Aesthetics, historically, has mainly dealt with art, beauty, and taste. However, now we are facing a much complex scenario. Practitioners of the enactive approach (a naturalistic and pragmatist framework encompassing philosophy and sciences), conceive general perception as a temporally extended process arising from dynamic interactions between agent and environment. For them, perception has an aesthetic component related to sense-making and bodily, cognitive, and emotional engagement. Therefore, aesthetics is acknowledged as vital to understand our relationship with the world, for every object, agent or event is to be capable of affording the activation of the aesthetic component of perception. This point of view leaves behind aporias derived of considering only artworks able to trigger aesthetic perception, neurocentrism, dualisms – e.g. mind-body; art-nature; internalism-externalism, and increasingly contested representational perception. Nonetheless, it demands a highly interdisciplinary effort.

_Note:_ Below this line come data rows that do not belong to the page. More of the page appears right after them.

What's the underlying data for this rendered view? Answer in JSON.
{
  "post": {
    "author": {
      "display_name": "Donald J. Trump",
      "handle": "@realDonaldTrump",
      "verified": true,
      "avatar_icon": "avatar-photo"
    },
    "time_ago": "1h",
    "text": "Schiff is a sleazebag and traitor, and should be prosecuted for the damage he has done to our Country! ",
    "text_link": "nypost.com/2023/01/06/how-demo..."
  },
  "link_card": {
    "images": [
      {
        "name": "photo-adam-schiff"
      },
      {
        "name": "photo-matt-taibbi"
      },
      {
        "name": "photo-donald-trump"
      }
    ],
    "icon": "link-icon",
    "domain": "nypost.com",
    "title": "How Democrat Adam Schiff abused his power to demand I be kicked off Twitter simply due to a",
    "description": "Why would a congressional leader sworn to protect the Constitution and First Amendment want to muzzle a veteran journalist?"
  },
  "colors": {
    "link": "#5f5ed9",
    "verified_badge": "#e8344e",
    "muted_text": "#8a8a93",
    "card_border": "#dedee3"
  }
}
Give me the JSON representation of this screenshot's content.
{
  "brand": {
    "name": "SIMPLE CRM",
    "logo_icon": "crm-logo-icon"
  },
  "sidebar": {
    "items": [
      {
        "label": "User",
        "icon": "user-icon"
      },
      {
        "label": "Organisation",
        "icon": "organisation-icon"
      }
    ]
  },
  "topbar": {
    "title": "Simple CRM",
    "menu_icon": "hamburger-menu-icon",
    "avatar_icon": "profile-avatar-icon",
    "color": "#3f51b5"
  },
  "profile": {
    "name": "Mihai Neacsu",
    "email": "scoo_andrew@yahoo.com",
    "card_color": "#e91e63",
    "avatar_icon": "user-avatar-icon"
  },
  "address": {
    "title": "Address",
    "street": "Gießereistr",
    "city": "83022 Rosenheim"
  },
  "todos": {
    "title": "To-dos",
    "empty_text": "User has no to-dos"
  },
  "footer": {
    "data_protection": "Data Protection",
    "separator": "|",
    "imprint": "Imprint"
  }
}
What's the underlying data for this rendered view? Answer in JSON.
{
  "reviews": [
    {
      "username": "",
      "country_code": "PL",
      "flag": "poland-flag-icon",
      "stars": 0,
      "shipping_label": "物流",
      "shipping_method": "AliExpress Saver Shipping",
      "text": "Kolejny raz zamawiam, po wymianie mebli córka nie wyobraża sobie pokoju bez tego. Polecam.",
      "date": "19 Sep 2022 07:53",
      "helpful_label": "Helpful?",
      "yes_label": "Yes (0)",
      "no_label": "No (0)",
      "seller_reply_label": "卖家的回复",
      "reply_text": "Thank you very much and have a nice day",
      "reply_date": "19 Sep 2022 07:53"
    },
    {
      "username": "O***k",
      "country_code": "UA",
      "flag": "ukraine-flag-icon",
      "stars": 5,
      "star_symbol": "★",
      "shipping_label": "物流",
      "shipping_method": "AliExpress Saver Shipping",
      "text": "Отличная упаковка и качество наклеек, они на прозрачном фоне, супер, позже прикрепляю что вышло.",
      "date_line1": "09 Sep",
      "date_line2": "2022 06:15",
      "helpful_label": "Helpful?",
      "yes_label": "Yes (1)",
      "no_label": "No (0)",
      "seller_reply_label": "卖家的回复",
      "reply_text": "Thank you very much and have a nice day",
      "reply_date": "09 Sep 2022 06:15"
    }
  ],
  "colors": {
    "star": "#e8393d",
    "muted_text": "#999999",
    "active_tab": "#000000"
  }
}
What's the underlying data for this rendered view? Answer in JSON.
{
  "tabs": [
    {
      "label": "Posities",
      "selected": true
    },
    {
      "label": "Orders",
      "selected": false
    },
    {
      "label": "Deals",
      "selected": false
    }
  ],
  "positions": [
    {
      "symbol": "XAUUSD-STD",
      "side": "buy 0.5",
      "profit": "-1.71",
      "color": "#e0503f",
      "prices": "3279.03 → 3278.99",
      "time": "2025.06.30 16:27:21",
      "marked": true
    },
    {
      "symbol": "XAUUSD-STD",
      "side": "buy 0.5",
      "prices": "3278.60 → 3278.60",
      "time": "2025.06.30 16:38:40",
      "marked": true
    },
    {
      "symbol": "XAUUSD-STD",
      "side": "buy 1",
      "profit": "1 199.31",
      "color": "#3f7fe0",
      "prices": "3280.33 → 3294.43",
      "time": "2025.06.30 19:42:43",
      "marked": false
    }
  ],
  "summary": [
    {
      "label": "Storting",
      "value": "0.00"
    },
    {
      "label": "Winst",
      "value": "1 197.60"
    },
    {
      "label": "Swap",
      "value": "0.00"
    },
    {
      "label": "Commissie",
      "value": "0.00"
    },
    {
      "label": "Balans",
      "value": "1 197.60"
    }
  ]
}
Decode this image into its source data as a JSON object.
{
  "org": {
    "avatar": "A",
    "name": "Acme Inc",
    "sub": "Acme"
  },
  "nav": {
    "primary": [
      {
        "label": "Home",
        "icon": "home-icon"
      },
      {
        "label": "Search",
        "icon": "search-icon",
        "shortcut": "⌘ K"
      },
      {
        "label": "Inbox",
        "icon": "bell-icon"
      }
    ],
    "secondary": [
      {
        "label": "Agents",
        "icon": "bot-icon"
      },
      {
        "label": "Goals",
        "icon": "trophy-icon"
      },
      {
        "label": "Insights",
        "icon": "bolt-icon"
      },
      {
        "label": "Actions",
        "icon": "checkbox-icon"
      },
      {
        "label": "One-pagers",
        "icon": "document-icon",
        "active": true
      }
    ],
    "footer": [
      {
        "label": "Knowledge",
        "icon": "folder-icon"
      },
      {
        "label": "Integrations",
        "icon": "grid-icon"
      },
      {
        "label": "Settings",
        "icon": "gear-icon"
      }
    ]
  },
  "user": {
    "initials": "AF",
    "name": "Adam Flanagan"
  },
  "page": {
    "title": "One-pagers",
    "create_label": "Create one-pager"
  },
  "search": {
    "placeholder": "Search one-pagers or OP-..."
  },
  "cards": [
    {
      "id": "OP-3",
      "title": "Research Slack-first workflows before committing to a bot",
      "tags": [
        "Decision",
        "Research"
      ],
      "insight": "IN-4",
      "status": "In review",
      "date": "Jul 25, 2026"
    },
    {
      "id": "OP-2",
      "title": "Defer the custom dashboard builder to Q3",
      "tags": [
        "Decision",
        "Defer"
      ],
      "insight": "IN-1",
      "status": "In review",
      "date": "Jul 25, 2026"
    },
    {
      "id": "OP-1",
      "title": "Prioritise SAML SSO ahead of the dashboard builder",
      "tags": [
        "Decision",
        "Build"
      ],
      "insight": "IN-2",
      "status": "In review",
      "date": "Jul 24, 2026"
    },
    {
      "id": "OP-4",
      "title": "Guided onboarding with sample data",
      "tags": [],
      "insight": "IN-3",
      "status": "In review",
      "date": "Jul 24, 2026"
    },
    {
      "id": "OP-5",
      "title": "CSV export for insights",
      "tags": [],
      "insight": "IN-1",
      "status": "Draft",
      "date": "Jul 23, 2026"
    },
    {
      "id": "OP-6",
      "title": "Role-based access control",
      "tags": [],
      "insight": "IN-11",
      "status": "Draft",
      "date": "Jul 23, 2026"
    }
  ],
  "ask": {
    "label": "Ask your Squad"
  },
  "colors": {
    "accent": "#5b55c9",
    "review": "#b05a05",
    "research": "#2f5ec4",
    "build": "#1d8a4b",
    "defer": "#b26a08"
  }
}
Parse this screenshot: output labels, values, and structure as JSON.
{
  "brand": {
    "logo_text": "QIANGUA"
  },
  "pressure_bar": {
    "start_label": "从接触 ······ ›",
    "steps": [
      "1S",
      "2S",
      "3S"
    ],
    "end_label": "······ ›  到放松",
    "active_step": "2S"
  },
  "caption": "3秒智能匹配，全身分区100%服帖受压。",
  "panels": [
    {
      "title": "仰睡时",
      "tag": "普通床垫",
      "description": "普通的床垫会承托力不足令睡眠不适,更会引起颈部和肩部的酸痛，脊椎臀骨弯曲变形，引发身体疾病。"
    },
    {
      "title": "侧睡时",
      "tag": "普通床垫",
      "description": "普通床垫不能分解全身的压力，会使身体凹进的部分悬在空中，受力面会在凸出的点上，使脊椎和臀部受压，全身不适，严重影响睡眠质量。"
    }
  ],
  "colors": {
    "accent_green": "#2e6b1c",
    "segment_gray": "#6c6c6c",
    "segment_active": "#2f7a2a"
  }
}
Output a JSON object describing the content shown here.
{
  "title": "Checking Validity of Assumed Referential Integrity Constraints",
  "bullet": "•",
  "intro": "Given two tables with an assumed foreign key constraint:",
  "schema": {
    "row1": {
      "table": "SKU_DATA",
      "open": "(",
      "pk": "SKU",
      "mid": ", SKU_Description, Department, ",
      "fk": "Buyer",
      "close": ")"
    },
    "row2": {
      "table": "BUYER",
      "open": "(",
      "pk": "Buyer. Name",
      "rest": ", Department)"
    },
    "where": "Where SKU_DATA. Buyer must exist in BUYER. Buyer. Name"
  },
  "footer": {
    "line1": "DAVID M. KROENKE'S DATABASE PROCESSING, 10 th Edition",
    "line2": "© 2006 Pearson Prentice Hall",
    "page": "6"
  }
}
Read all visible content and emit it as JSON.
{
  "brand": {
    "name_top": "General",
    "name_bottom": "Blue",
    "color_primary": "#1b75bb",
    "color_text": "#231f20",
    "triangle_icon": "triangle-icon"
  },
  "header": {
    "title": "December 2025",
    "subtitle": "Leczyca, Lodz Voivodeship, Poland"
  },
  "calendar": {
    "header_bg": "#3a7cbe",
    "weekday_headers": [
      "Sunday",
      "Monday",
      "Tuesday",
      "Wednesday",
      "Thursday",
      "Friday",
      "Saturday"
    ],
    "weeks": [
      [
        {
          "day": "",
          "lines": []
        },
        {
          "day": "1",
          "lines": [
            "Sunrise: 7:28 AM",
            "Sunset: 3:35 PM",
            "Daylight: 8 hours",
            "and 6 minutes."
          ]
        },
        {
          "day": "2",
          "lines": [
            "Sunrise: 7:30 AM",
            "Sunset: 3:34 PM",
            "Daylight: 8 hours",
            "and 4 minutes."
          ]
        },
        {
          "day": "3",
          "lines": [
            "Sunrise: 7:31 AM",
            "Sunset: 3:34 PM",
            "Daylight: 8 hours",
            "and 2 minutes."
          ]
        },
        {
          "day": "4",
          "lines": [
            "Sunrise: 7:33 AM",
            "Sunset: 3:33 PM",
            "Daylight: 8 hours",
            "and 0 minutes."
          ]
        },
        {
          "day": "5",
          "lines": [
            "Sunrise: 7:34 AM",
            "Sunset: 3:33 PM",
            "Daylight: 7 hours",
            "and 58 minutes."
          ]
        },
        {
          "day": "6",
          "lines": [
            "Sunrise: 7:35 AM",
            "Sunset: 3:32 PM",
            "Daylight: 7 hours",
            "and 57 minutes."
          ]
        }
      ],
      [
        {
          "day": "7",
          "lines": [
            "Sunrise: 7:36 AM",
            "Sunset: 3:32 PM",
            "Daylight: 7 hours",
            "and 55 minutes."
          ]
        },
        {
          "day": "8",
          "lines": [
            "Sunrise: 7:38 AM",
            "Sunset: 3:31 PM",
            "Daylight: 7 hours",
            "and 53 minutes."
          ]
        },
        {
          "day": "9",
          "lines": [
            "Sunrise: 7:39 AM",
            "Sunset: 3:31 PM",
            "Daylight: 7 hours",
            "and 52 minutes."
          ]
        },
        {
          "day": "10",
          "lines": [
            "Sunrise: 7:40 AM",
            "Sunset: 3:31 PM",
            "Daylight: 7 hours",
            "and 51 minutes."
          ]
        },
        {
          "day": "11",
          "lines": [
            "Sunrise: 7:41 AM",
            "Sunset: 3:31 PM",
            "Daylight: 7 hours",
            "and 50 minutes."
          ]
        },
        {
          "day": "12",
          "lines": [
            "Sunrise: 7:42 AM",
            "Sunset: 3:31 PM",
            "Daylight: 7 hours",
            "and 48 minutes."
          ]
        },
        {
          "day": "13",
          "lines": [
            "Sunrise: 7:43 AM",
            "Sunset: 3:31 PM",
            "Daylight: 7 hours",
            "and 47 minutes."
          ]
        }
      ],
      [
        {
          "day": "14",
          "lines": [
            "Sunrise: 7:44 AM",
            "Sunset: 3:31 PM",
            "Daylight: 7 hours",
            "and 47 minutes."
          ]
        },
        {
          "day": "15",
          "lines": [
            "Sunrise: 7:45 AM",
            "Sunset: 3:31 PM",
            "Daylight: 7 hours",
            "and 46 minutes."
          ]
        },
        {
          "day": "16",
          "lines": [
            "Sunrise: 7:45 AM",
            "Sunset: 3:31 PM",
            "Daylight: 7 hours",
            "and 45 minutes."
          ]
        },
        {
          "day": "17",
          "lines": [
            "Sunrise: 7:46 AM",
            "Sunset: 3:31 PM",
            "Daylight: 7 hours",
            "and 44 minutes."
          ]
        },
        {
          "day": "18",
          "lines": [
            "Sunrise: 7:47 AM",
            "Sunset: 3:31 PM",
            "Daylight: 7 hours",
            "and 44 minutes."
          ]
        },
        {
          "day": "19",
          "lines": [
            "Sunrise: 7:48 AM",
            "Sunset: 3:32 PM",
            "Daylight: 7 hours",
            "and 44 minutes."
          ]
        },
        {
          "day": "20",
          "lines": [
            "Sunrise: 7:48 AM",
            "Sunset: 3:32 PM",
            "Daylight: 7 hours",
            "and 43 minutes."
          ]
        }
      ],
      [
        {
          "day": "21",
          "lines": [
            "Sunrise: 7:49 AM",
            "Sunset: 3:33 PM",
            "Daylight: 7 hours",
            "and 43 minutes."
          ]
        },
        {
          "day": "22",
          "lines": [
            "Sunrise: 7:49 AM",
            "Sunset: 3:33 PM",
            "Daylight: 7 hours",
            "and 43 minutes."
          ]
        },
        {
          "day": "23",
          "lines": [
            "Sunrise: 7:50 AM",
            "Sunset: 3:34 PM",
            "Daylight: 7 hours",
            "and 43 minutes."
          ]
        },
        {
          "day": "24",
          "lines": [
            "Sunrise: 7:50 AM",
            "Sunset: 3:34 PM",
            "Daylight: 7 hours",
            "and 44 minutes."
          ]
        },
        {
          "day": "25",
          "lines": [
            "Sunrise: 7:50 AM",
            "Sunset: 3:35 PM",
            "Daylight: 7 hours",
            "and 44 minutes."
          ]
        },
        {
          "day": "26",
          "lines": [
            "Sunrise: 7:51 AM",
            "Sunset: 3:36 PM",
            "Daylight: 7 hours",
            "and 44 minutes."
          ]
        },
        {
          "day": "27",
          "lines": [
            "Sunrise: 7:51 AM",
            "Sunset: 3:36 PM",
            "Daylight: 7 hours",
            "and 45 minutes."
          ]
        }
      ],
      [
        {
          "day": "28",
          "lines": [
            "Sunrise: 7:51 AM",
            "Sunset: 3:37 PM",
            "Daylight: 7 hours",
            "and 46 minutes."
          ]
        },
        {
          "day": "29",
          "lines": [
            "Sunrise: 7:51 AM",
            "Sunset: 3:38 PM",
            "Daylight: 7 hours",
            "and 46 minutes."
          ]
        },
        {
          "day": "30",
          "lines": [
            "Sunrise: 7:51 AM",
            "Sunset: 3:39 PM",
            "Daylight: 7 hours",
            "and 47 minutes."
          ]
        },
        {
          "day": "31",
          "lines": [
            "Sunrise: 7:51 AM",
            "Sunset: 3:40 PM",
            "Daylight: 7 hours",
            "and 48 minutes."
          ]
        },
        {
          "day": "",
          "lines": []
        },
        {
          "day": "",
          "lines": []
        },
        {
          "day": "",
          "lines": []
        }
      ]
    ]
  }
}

To address this challenge, I have formulated in ENAMARE an innovative project to study the aesthetic constituent of general perception through the use of the enactive approach and conceptual tools from the dynamic systems theory (DST). The expected result is a functional model based on interactional loops between environmental and bodily rhythms mediated by processes of entrainment and their implication on processes of sense-making and engagement. Rhythm and entrainment are to be the cornerstones of the model because of them being ubiquitous, wellgrounded and related phenomena afforded by objects, agents, and events.
ENAMARE is a Horizons 2020 – MSCA that will lead to a better understanding on how environment affects us through rhythm and entrainment and its consequences. Fields as education, urbanism, or artificial intelligence will benefit from this research, for it will allow to continue to assess and anticipate reactions to teaching strategies, urban planning, or robotic interactions. This is coherent both with Horizon 2020 European policies which encourage research on Future & Emerging Technologies (FET) through Information & Modelling to extract knowledge from and to improve our understanding of complex systems, and with FET reports for the integration of Humanities with Science in Horizon 2020. Thus, it is an extremely timely opportunity to develop a novel, innovative and needed research on aesthetic as the one I propose.